In dem zugrunde liegenden Fall sollten sechs Grundstücke, darunter das Wohnanwesen, einer 70-jährigen Frau zwangs­ver­steigert werden. Das Amtsgericht Aachen stellte die Zwangsversteigerung aber im Mai 2014 auf Antrag der Grund­s­tücks­ei­gen­tümerin für einen Zeitraum von sechs Monaten ein, da sie erheblich suizidgefährdet war. Ihr wurde aber aufgegeben, sich regelmäßig psychiatrisch und psycho­the­ra­peutisch behandeln zu lassen. Da sich ihr Zustand im Zeitraum des Vollstre­ckungs­schutzes trotz der Therapie nicht verbesserte, beantragte sie nach Anordnung der Fortsetzung des Zwangs­ver­stei­ge­rungs­ver­fahrens im Mai 2015 erneut Vollstreckungsschutz. Dies gewährte das Amtsgericht im November 2015 für weitere acht Monate. Der Grund­s­tücks­ei­gen­tümerin sollte Zeit gegeben werden, ohne Auflagen ihre Therapie zu beenden und somit eine Stabilisierung ihres Gesund­heits­zu­standes zu erreichen. Damit war weder die Gläubigerin noch die Grund­s­tücks­ei­gen­tümerin einverstanden. Während die Gläubigerin sofort vollstrecken wollte, beabsichtigte die Grund­s­tücks­ei­gen­tümerin die dauerhafte Einstellung der Zwangs­ver­stei­gerung. Beides lehnte das Landgericht Aachen jedoch ab. Die Grund­s­tücks­ei­gen­tümerin legte daraufhin Verfas­sungs­be­schwerde ein.
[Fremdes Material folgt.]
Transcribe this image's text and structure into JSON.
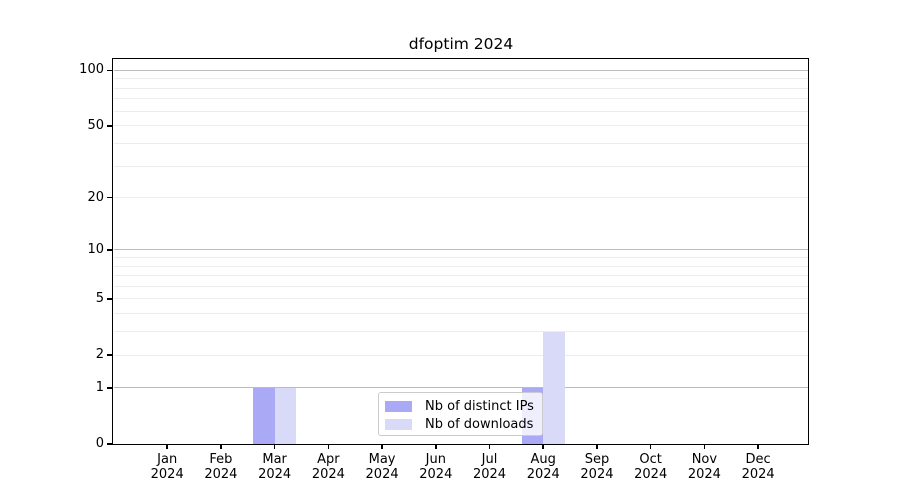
{
  "chart_data": {
    "type": "bar",
    "title": "dfoptim 2024",
    "categories": [
      "Jan",
      "Feb",
      "Mar",
      "Apr",
      "May",
      "Jun",
      "Jul",
      "Aug",
      "Sep",
      "Oct",
      "Nov",
      "Dec"
    ],
    "year": "2024",
    "series": [
      {
        "name": "Nb of distinct IPs",
        "color": "#a9a9f5",
        "values": [
          0,
          0,
          1,
          0,
          0,
          0,
          0,
          1,
          0,
          0,
          0,
          0
        ]
      },
      {
        "name": "Nb of downloads",
        "color": "#d9d9f8",
        "values": [
          0,
          0,
          1,
          0,
          0,
          0,
          0,
          3,
          0,
          0,
          0,
          0
        ]
      }
    ],
    "y_axis": {
      "tick_values": [
        0,
        1,
        2,
        5,
        10,
        20,
        50,
        100
      ],
      "tick_labels": [
        "0",
        "1",
        "2",
        "5",
        "10",
        "20",
        "50",
        "100"
      ],
      "scale": "log10(1+v)",
      "ylim": [
        0,
        115
      ],
      "major_gridlines": [
        1,
        10,
        100
      ],
      "minor_gridlines": [
        2,
        3,
        4,
        5,
        6,
        7,
        8,
        9,
        20,
        30,
        40,
        50,
        60,
        70,
        80,
        90
      ]
    },
    "x_axis": {
      "tick_label_line2": "2024"
    },
    "legend": {
      "position": "lower center",
      "entries": [
        "Nb of distinct IPs",
        "Nb of downloads"
      ]
    },
    "grid": true
  },
  "colors": {
    "bar_distinct_ips": "#a9a9f5",
    "bar_downloads": "#d9d9f8",
    "major_grid": "#bbbbbb",
    "minor_grid": "#ececec",
    "axis": "#000000",
    "legend_border": "#cbcbcb"
  }
}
Verletzung des Grundrechts auf Leben und Gesundheit

Das Bundes­ver­fas­sungs­gericht entschied zu Gunsten der Grund­s­tücks­ei­gen­tümerin. Das Landgericht habe bei seiner Entscheidung nicht ausreichend das Grundrecht auf Leben und Gesundheit gemäß Art. 2 Abs. 2 GG beachtet. Zwar werde bei erheblichen Gefahren für Leben und Gesundheit regelmäßig die Einstellung der Vollstreckung für einen längeren Zeitraum ausreichen, weil solche Gefahren meist mit zunehmendem Zeitablauf ausgeräumt werden können. Sei eine Besserung des Zustands aber nicht möglich, könne als enger Ausnahmefall die Gewährung von dauerhaften Vollstre­ckungs­schutz geboten sein. Mit dieser Möglichkeit habe sich das Landgericht nicht ausreichend ausein­an­der­gesetzt.

Notwendigkeit weiterer Feststellung zum Gesund­heits­zustand

Laut den ärztlichen Attesten sei es für die Grund­s­tücks­ei­gen­tümerin am Besten gewesen, so das Bundes­ver­fas­sungs­gericht, wenn das Zwangs­ver­stei­ge­rungs­ver­fahren ihres Wohnhauses endgültig eingestellt würde. Solange der Verlust des Wohnanwesens gedroht habe, sei sie weiter als schwer suizidgefährdet einzustufen gewesen. Auf dieser Grundlage sei es nach Ansicht des Bundes­ver­fas­sungs­ge­richts nicht nachvollziehbar gewesen, wie Leben und Gesundheit der Grund­s­tücks­ei­gen­tümerin durch eine bloße vorübergehende Vollstre­ckungs­ein­stellung habe geschützt werden können. Es hätte vielmehr weiterer Feststellungen zu dem Gesund­heits­zustand der Grund­s­tücks­ei­gen­tümerin und den langfristig bestehenden Lösungs­mög­lich­keiten für den Konflikt zwischen der Gesund­heits­gefahr und den Vermö­gen­s­in­teressen der Gläubigerin bedurft.

Fehlende Angaben zum Wert des Grundstücks

Es sei darüber hinaus nach Auffassung des Bundes­ge­richtshofs zu beanstanden, dass Angaben zu Art und Umfang der gegenläufigen Interessen der Gläubigerin gefehlt haben. So habe das Landgericht weder die Höhe der Ansprüche, noch den Wert des Grundstücks beziffert oder zumindest geschätzt.

Vorläufige Aussetzung der Verfahren

Das Bundes­ver­fas­sungs­gericht setzte die Verfahren vorläufig aus, bis das Landgericht eine neue Entscheidung erlassen hat.